The study enrolled 143 adults (65% male, 18-55 years), of which 39.2% were classified as overweight and 41.3% as obese. Participants completed the Maastricht Questionnaire to assess VE. VAT, SAT, and LAT were measured using computed tomography, and EAT using 2-D echocardiography. Path analyses by sex were conducted using structural equation modeling, controlling for age, education, and fitness (via graded exercise maxVO2 test).
The final model (x2=51, p=.67) had good fit (CFI=1.00, RMSEA<.001).

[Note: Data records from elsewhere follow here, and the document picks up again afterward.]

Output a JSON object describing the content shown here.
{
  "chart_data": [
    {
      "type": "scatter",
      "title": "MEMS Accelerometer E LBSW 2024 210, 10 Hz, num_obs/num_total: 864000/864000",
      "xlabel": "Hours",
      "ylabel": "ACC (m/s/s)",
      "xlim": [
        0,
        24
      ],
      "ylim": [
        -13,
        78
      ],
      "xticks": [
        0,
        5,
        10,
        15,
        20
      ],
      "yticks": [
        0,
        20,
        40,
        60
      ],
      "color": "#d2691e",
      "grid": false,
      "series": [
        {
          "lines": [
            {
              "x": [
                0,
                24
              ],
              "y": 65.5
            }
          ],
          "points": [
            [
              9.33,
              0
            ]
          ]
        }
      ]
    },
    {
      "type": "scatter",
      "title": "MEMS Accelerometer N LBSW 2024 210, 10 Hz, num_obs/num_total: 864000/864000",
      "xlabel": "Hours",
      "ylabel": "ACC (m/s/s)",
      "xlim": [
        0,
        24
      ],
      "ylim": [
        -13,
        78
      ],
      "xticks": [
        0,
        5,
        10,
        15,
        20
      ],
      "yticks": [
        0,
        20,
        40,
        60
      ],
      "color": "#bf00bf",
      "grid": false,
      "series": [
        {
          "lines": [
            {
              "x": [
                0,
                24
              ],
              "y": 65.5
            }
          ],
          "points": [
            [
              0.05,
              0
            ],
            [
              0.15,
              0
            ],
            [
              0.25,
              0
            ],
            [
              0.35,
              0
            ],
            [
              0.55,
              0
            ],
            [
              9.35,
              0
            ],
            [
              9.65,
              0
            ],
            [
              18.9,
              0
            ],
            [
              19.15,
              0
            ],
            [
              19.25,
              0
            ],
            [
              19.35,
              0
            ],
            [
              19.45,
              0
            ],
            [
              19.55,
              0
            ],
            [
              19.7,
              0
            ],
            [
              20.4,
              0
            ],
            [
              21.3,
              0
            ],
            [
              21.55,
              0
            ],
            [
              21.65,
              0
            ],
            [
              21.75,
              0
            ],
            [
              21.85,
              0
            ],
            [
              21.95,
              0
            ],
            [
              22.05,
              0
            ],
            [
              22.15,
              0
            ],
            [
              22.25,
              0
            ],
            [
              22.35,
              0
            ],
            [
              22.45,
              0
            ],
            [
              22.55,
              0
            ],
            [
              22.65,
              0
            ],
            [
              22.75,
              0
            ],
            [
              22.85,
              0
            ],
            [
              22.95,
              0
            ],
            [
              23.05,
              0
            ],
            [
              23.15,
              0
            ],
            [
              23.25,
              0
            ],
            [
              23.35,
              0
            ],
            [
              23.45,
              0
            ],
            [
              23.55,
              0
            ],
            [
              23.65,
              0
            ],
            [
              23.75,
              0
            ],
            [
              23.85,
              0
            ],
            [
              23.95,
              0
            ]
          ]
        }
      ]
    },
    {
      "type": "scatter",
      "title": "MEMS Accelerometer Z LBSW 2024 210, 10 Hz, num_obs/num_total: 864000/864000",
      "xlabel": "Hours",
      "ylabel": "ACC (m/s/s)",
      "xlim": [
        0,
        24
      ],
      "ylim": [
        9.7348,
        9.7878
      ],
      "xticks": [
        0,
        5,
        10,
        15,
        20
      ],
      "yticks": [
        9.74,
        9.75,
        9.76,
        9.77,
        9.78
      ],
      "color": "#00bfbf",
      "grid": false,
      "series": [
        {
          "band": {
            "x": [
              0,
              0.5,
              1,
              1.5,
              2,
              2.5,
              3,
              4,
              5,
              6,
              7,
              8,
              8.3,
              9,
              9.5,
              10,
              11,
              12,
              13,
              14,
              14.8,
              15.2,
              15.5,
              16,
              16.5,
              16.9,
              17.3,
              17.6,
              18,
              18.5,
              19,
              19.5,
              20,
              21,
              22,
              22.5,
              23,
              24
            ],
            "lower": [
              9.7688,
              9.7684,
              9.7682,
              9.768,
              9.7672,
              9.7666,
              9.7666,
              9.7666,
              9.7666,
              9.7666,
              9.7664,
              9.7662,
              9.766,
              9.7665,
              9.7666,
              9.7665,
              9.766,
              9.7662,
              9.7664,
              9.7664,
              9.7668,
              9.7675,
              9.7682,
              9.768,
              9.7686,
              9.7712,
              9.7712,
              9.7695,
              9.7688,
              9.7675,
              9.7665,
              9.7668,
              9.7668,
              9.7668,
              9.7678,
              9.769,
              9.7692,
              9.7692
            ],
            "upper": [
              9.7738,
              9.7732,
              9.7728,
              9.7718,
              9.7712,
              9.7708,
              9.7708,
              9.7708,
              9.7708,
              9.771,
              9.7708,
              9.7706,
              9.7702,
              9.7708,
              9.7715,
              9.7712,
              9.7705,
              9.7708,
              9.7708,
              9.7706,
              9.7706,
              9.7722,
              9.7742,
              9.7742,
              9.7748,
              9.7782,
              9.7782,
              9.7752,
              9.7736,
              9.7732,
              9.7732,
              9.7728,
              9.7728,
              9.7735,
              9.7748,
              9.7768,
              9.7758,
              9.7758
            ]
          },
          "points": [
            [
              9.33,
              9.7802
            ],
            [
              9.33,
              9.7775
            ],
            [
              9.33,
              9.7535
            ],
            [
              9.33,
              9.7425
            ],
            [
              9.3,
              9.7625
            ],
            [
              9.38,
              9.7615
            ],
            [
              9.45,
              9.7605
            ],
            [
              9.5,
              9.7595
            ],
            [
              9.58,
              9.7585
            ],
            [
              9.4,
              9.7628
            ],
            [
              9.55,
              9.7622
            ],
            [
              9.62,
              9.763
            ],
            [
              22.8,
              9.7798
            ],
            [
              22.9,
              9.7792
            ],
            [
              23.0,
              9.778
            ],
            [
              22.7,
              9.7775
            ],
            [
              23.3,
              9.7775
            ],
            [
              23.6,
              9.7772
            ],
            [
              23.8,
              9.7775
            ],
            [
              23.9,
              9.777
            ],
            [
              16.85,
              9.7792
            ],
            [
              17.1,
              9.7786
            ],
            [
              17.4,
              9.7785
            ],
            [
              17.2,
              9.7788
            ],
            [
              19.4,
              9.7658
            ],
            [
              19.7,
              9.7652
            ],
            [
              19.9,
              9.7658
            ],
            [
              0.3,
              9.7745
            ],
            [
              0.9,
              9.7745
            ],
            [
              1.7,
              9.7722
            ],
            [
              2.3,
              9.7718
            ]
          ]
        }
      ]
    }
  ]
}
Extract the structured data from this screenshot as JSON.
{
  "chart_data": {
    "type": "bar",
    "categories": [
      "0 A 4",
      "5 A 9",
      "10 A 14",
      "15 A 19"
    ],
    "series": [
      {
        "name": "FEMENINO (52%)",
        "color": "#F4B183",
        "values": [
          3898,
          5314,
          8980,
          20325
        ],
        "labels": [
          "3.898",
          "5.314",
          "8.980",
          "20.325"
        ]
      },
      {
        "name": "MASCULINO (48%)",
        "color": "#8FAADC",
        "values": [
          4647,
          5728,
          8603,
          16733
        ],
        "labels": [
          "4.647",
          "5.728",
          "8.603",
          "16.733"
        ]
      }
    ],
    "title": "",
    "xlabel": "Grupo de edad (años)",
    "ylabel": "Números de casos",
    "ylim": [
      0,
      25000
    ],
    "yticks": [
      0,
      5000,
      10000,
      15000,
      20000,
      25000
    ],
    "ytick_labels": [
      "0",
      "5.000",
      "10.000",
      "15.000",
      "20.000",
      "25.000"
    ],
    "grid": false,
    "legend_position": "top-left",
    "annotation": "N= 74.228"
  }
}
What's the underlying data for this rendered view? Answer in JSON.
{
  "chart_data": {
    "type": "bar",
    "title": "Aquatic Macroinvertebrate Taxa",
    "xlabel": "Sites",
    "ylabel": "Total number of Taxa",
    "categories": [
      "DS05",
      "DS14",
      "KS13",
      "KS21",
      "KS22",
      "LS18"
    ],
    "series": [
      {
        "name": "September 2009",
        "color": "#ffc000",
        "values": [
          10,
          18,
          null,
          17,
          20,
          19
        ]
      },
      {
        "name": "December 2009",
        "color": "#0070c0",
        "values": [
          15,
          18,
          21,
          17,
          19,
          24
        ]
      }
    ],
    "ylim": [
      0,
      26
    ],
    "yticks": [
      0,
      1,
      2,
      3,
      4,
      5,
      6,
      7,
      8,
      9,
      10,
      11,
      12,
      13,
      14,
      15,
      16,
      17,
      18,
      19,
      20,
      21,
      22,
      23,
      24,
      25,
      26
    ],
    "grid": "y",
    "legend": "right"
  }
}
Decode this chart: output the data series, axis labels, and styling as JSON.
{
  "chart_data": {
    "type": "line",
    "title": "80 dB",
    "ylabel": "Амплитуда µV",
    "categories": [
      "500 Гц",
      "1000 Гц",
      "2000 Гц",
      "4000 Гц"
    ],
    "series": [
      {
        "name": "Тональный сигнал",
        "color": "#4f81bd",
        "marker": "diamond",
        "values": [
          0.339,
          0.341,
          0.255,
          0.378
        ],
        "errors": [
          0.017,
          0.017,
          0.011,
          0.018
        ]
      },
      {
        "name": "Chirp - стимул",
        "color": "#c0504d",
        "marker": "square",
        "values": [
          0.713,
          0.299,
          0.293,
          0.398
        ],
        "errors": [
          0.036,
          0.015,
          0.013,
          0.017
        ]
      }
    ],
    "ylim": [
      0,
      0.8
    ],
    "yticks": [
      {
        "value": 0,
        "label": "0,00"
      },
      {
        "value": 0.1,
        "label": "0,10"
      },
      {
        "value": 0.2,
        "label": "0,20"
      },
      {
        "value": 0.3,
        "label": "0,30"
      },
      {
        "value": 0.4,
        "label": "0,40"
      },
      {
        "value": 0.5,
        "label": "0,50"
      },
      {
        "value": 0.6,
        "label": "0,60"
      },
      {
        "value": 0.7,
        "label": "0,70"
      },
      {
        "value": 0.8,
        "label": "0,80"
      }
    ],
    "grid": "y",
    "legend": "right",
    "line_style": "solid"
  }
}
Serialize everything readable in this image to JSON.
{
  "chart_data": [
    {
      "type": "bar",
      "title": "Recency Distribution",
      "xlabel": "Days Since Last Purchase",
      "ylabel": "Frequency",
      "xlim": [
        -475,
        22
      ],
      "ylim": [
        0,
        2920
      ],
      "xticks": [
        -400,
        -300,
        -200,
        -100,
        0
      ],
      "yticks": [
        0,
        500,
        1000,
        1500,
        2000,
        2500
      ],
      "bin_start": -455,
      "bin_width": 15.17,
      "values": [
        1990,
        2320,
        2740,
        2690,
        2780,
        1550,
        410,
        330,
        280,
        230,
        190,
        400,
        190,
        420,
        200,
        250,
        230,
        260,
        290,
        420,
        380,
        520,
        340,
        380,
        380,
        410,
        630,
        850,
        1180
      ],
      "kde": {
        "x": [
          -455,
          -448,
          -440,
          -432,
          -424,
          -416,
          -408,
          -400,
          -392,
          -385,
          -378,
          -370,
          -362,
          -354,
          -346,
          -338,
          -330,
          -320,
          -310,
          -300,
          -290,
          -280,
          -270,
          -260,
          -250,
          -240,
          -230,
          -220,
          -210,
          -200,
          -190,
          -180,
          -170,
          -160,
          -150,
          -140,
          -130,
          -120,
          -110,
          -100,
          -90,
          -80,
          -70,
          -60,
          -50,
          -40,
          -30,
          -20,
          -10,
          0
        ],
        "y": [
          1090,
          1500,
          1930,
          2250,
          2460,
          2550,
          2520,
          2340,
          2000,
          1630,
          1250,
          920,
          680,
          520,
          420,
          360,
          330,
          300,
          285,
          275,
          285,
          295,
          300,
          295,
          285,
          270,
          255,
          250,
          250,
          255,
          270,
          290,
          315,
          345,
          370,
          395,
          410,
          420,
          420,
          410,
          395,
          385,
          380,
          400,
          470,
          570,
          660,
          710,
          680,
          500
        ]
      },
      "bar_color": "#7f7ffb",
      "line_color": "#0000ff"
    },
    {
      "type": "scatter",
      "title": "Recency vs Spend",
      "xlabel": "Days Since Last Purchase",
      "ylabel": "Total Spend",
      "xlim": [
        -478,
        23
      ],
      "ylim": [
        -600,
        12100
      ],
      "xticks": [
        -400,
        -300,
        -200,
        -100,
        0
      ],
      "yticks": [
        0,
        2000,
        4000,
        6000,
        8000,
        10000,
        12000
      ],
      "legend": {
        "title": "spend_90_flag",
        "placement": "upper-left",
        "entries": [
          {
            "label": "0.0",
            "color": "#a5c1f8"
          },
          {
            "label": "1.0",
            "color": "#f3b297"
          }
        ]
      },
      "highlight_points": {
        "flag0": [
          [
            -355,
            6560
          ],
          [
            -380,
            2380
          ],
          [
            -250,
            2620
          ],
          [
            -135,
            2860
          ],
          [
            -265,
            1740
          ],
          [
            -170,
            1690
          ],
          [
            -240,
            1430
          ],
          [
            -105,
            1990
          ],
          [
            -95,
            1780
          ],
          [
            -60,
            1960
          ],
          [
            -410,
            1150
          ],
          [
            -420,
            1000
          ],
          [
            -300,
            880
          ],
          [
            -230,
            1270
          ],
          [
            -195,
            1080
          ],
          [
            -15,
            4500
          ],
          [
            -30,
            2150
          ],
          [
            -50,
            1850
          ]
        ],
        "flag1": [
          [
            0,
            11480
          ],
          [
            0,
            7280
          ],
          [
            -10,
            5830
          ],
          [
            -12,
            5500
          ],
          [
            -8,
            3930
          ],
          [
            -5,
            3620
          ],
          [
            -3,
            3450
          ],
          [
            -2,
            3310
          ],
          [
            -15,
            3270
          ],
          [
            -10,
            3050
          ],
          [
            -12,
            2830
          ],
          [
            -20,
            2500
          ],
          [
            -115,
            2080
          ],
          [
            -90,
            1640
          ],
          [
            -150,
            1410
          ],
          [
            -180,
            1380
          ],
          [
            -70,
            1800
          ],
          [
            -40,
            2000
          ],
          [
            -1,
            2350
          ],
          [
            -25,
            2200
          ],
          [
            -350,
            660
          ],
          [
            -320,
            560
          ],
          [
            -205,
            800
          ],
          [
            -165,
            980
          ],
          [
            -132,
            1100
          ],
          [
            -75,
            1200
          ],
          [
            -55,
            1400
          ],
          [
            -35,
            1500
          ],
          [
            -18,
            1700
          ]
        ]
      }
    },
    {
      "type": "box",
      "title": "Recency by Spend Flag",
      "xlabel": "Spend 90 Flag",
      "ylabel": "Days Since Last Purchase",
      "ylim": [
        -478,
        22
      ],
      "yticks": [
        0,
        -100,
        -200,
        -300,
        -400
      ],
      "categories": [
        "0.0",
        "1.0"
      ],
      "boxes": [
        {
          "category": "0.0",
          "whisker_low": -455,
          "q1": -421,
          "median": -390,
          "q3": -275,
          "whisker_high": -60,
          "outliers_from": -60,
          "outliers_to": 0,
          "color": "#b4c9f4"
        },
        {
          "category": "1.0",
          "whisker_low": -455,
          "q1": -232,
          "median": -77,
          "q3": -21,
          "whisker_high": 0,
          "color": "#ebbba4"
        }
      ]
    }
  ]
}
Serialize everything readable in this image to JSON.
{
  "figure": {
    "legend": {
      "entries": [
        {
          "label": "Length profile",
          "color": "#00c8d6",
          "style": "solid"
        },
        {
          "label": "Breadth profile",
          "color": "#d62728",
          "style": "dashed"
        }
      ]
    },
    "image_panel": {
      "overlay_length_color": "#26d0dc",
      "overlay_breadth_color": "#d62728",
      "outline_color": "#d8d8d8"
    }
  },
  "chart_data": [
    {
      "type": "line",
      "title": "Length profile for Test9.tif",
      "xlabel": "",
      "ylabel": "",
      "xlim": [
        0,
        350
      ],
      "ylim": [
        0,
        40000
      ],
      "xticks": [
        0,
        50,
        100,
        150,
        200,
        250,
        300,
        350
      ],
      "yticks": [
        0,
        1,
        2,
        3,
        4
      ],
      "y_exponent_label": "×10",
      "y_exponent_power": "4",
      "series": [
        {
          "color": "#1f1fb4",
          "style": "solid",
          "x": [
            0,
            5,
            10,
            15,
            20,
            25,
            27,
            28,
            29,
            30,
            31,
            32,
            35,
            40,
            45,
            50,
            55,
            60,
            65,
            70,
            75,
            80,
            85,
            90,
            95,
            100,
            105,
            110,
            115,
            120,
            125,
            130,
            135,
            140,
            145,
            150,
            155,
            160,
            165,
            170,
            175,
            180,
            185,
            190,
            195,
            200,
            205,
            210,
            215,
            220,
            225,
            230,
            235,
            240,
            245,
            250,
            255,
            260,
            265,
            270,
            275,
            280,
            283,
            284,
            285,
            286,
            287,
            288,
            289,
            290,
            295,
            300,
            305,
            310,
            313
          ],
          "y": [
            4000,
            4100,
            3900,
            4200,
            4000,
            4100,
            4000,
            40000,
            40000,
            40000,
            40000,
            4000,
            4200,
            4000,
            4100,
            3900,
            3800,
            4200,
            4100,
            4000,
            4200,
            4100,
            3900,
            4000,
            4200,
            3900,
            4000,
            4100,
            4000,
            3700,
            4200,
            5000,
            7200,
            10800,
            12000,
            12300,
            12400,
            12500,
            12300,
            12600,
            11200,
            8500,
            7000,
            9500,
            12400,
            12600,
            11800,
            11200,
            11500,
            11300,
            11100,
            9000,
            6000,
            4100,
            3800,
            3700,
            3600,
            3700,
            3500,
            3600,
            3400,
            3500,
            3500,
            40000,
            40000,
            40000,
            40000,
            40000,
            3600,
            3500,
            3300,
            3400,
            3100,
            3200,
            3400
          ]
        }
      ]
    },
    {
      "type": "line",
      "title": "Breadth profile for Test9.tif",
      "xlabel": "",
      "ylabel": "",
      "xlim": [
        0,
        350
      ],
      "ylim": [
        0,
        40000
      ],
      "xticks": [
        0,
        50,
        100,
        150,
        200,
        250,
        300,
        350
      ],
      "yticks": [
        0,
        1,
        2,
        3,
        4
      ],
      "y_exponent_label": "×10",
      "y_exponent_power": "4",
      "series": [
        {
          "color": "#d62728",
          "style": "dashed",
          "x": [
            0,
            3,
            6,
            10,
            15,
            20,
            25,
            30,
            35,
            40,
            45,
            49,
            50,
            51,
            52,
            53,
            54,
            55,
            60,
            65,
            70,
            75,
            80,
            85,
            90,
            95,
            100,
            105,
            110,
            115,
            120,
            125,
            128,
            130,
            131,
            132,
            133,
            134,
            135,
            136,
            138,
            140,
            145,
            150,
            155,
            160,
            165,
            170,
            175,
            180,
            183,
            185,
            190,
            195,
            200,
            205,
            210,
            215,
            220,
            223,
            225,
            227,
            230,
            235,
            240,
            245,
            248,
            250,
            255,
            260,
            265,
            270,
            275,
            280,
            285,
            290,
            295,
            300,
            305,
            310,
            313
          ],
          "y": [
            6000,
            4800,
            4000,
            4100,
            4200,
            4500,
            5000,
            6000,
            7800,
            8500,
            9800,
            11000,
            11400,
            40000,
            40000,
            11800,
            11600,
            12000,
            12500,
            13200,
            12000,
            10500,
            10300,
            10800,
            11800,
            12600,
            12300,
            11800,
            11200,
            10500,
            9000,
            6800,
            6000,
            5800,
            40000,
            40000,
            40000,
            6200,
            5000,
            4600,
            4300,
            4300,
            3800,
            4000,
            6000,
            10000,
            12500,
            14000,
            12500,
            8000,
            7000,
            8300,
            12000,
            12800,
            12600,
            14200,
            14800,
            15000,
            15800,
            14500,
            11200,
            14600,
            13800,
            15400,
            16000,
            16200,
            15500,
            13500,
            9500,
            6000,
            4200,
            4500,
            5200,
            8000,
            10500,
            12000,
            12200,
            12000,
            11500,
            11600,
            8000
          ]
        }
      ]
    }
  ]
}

For women, paths were found from VE to: 1) SAT (β=.29, p<.02), and from SAT to mean arterial pressure, insulin resistance (IR), and C-reactive protein (.40<βs<.46, ps<.02); 2) LAT (β=.38, p<.01), and from LAT to total cholesterol to HDL ratio (TC/HDL) (β=.30, p<.03); and 3) VAT (β=.23, p<.08), and from VAT to IR, TC/HDL, and triglycerides (.32<βs<.41, ps<.03). For men, no significant paths from VE to fat depots were found.
VE indirectly affects cardiometabolic function through certain fat depositions (SAT, LAT) in women, but not in men. Future research should examine potential sex-specific biobehavioral factors explaining the link between VE and subclinical CVD and T2D pathophysiology in women.